Table 6. Result of spike recovery experiment.

Thiocyanate Addition mg/kg	Measured Values mg/kg	Values after Blanks mg/kg	Recovery Rate %	RSD (%, n = 3)
0.50	1.69	0.46	92.34	9.25
	1.66	0.43	85.82
	1.71	0.48	95.60
1.00	2.04	0.81	80.91	5.46
	2.13	0.90	89.80
	2.20	0.97	97.43
1.50	2.67	1.44	95.97	2.92
	2.75	1.52	101.25
	2.68	1.45	96.70

, the recoveries of the spiked levels ranged from 80.91% to 101.25%, with a relative standard deviation (RSD) of 2.92–9.25%, indicating the high reliability of the method for the determination of SCN⁻ in raw milk.

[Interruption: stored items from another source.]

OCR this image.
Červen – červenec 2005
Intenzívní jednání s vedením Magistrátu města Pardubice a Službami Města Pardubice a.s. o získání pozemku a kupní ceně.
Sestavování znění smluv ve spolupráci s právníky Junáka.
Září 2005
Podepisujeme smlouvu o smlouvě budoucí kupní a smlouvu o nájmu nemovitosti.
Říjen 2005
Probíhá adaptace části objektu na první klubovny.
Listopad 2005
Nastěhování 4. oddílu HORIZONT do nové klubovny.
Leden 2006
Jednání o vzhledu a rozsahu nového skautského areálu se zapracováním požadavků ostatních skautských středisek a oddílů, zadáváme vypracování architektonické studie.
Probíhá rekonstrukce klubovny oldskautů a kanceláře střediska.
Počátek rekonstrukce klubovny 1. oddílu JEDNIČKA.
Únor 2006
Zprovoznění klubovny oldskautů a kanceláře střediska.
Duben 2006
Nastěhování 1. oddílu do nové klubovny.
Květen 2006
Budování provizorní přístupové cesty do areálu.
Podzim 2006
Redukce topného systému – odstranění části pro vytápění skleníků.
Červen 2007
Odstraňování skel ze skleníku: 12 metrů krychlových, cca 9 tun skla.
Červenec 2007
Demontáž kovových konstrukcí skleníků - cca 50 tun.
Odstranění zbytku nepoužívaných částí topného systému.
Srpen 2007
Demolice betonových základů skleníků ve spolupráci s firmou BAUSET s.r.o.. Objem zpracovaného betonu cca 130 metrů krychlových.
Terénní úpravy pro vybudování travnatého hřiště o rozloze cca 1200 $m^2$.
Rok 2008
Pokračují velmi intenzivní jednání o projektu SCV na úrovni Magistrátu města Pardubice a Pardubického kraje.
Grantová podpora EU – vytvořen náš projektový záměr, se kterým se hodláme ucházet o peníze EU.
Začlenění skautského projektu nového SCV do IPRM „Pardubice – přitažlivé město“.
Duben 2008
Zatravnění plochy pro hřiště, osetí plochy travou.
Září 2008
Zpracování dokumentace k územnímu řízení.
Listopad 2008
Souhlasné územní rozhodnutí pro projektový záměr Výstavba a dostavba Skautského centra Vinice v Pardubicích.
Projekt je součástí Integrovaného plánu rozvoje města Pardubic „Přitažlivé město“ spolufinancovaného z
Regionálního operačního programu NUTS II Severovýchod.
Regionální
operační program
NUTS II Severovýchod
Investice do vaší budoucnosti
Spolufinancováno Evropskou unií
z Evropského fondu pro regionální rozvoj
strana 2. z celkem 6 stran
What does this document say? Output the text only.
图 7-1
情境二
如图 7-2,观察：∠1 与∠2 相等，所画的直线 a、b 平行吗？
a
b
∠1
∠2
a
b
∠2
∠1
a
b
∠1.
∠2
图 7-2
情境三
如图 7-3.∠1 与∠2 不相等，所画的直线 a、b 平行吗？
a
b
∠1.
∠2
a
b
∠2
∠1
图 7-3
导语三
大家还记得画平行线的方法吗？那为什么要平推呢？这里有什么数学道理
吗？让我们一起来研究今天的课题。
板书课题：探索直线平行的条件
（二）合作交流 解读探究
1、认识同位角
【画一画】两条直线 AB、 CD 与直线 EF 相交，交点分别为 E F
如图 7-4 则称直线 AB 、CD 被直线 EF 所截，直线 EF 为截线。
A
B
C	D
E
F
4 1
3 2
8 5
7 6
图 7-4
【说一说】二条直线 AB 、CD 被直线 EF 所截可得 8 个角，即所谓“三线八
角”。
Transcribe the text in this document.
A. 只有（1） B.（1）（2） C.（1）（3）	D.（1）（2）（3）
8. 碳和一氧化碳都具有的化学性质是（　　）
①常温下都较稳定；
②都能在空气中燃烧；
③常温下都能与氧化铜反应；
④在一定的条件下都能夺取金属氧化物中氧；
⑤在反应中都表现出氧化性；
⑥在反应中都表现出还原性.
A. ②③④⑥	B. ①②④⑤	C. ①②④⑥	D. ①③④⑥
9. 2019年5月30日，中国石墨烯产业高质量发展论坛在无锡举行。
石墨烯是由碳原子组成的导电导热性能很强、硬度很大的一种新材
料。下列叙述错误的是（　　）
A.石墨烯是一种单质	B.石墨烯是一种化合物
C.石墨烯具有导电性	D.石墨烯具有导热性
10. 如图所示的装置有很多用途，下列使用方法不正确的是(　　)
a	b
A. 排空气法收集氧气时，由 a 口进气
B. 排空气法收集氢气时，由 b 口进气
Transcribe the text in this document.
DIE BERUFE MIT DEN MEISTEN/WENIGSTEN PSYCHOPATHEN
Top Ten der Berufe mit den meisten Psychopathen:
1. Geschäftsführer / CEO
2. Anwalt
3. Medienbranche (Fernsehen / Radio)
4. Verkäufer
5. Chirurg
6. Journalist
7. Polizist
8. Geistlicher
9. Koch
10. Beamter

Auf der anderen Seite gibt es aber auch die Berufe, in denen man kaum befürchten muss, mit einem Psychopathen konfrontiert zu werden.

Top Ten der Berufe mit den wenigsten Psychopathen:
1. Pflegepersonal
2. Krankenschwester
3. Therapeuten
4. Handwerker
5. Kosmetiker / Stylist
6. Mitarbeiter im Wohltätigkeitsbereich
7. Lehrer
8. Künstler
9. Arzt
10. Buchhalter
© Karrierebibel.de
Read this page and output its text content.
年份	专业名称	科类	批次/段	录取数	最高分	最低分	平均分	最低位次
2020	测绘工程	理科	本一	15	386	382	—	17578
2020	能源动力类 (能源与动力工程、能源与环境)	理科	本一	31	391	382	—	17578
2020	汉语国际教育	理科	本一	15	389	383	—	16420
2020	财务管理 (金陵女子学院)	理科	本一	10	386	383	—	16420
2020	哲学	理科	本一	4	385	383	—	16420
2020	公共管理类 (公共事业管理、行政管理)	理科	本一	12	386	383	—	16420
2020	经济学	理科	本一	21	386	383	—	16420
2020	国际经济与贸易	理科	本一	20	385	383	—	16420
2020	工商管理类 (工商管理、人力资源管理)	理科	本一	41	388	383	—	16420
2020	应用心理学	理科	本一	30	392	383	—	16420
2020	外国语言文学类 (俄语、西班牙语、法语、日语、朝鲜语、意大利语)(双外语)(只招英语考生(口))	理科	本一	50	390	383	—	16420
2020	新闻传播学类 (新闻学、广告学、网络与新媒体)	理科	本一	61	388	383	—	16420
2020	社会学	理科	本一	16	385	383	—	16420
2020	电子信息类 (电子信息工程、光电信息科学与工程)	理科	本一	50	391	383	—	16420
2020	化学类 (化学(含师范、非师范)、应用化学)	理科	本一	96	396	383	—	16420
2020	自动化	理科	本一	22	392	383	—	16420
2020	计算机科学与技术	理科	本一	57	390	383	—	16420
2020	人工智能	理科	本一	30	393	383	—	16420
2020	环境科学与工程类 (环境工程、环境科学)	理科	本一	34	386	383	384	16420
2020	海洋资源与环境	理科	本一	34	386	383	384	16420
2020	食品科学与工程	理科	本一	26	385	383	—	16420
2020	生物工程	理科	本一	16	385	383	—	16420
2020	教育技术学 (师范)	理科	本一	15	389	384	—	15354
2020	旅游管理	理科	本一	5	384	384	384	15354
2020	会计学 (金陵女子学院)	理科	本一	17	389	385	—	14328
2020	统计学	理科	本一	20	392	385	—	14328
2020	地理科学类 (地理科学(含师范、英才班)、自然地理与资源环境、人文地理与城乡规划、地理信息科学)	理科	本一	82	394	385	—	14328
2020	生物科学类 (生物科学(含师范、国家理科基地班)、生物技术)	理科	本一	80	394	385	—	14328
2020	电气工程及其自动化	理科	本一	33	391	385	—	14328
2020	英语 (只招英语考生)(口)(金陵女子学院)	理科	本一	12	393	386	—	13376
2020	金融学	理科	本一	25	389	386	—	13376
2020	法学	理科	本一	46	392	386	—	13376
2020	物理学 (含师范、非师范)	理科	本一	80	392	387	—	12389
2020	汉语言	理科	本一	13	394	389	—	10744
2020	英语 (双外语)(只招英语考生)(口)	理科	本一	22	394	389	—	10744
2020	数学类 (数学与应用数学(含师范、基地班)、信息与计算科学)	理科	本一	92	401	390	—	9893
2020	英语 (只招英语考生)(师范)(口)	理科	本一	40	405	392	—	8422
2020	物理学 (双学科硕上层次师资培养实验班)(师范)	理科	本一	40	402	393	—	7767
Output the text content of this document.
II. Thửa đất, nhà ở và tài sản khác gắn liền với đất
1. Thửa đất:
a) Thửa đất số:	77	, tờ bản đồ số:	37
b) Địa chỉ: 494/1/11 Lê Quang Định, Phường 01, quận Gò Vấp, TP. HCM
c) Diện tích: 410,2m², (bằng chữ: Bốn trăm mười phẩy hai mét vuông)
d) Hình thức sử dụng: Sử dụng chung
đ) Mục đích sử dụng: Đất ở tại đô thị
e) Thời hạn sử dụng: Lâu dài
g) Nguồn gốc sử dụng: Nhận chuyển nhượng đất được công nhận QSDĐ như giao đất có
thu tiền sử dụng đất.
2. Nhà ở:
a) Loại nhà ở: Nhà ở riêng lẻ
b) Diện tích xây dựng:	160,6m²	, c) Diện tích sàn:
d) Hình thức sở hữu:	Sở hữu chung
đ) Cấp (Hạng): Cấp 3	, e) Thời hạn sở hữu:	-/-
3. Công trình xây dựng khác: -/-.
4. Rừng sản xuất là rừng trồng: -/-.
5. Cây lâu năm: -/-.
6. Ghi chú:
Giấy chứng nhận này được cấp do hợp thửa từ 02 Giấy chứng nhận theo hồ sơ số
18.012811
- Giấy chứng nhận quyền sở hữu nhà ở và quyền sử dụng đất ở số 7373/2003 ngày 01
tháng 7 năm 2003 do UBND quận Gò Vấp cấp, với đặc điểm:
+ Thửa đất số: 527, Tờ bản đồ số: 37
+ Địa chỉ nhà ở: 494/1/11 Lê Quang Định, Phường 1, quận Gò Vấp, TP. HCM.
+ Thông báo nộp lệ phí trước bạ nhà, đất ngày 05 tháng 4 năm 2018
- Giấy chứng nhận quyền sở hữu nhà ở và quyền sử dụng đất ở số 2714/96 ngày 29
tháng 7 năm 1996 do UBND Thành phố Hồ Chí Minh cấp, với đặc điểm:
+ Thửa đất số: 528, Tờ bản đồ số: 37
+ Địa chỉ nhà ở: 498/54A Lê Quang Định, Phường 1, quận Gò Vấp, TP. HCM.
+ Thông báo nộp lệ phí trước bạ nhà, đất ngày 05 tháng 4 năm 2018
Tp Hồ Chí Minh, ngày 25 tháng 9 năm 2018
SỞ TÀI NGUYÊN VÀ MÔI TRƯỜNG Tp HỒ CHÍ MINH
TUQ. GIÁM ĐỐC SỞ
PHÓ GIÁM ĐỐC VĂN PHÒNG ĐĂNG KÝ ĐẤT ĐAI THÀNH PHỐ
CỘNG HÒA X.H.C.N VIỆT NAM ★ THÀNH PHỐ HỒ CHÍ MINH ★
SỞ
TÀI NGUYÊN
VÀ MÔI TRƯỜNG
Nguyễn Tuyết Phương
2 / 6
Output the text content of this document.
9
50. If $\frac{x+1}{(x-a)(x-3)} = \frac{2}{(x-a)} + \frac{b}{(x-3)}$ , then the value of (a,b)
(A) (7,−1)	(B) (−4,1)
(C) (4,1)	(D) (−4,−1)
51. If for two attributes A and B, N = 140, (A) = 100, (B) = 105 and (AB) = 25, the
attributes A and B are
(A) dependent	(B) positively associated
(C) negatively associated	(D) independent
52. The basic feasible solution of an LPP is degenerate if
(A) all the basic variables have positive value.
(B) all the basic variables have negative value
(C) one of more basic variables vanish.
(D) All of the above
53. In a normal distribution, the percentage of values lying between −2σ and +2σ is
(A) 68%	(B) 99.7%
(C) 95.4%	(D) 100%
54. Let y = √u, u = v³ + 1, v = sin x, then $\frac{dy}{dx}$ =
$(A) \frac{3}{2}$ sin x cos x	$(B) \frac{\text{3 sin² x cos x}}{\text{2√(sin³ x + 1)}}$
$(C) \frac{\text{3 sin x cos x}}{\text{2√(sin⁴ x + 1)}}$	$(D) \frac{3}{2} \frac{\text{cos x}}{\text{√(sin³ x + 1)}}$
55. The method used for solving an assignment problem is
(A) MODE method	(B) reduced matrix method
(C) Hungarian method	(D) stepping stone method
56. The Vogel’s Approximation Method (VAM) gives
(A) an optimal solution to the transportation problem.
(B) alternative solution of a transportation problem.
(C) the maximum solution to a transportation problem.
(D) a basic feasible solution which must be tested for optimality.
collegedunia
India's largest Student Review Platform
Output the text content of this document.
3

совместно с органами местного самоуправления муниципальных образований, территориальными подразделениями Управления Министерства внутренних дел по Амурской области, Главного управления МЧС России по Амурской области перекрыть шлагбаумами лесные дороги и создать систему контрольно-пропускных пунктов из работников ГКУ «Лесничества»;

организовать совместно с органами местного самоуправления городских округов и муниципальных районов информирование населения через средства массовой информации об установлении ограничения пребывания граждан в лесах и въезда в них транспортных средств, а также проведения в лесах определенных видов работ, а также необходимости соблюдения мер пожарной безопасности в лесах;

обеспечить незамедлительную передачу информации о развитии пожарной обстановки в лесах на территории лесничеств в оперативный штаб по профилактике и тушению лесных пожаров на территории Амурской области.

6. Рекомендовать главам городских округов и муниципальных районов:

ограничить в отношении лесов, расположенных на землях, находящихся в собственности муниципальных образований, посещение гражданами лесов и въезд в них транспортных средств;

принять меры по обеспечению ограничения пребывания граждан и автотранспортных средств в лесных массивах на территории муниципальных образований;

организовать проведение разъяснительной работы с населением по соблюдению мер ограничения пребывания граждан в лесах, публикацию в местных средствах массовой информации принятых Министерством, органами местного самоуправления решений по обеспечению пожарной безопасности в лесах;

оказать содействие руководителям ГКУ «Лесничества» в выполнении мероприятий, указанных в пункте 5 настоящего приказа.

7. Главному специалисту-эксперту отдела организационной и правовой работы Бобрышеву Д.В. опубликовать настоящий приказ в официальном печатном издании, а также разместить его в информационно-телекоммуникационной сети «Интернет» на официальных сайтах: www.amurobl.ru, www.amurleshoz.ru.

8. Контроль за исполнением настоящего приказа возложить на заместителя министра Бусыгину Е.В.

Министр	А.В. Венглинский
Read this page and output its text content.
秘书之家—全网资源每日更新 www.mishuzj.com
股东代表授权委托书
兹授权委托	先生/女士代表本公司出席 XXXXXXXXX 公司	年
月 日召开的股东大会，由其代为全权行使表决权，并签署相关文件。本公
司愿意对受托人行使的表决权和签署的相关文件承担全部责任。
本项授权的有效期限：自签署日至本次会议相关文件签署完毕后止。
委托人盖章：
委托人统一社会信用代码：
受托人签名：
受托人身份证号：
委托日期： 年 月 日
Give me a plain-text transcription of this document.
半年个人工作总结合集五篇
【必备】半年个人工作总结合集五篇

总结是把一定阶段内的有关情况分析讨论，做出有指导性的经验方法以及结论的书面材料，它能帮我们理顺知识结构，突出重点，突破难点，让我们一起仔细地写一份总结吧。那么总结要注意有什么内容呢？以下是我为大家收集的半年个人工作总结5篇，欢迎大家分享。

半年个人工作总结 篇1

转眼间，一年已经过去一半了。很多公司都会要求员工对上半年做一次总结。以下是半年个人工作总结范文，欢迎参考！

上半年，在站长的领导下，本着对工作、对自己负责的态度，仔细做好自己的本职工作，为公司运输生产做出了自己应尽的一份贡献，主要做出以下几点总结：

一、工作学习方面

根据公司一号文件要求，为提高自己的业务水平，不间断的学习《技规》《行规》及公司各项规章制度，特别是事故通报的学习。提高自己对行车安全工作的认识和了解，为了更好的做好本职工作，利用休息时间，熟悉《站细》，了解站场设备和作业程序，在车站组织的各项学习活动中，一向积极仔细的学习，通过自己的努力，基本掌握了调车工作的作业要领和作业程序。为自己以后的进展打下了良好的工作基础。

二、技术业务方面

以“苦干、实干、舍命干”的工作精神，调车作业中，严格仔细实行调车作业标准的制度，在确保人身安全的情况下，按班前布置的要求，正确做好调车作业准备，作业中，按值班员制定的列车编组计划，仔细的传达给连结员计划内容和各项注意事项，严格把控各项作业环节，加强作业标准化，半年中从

3.11. Method Limitation Analysis

The gold nanoparticle colorimetry could easily and quickly detect SCN⁻ with a good detection limit. However, the process of preparing gold nanoparticles by reducing metal salts is not environmentally sustainable, and its high cost is not in line with the concept of green chemistry. In addition, a variety of coexisting interfering cations in complex substrates will affect the accuracy of the detection of SCN⁻. Furthermore, compared with other methods such as fluorescence, the sensitivity of this method needs to be improved. Therefore, finding a green and sustainable synthesis method, optimizing the pre-treatment process of the target to improve the specificity of detection and exploring a new signal amplification method will be the focus of future work.

4. Conclusions

In this study, an acetonitrile/(NH₄)₂SO₄ ATPF-AuNPs colorimetric method was developed for the separation and determination of SCN⁻ in raw milk. Under the optimal separation conditions, the CF and Y of SCN⁻ were 10.96 and 103.34%, respectively. The detection conditions of CTAB concentration, pH and reaction time were optimized by single-factor experiments. The color-change mechanism based on the “aggregation–anti-aggregation” of SCN⁻ was investigated by UV-vis and TEM. Under the optimal conditions, the method showed a linear relationship between the SCN⁻ concentration and the A₆₃₀/A₅₂₀ value in the SCN⁻ concentration range of 0–2.5 mg/L, with a linear correlation coefficient R² of 0.9933. The LOD for SCN⁻ was 0.0919 mg/L, the LOQ was 0.306 mg/L, the precision was 5.3% and the spiked recovery was 80.91–101.25%. Although nanoparticle-based colorimetry faced several challenges that need to be addressed, it was considered to be the most easy, simple and rapid method to use to detect ions. This study provided an efficient method for the trace analysis of SCN⁻ in raw milk and provided a basis for the future development of a dedicated compact rapid detector, as well as a new technical tool for the field of anion pre-treatment.